The same FDA panel Tuesday endorsed Moderna’s half-size shots for ages 6 to 11 and full-size doses for teens. If authorized by the FDA, it would be a second option for those age groups. Currently, the Pfizer vaccine is his only choice.
The country’s vaccination campaign began in December 2020 with the rollout of adult vaccines from Pfizer and Moderna, with health care workers and nursing home residents being the first in line. Teens and school-age children were added last year.
Moderna said in April that it was also seeking regulatory approval outside the US for shots of its young children. According to the World Health Organization, 12 other countries are already vaccinating children under the age of 5, along with other brands.
In the US, it remains uncertain how many parents want to vaccinate their youngest children. While COVID-19 is generally less dangerous for older children and younger children than adults, severe cases and some deaths have occurred.

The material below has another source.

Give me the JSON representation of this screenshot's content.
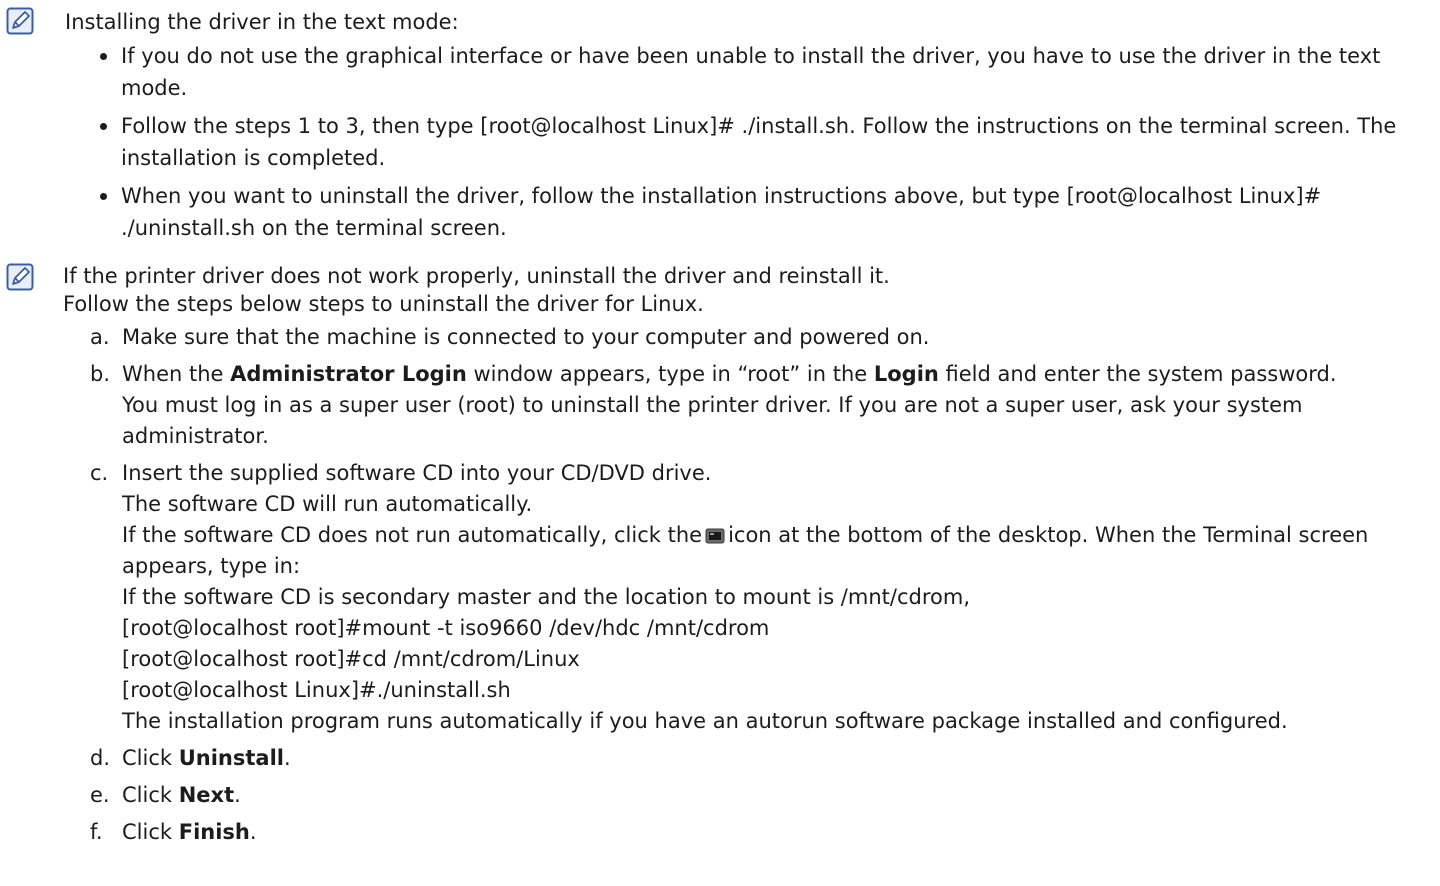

Many parents trying to keep unvaccinated tots safe have put off family trips or enrolled children in day care or preschool.
Yet, by some estimates, three-quarters of all children have already been infected. Only about 29% of children aged 5 to 11 have been vaccinated since Pfizer opened its shots last November – a rate far lower than public health officials expect to be the norm.
Dr. Nimmi Rajagopal, a family medicine physician at Cook County Health in Chicago, said she has been preparing parents for months.
“We have some who are hesitant, and some who are eager to leave,” she said.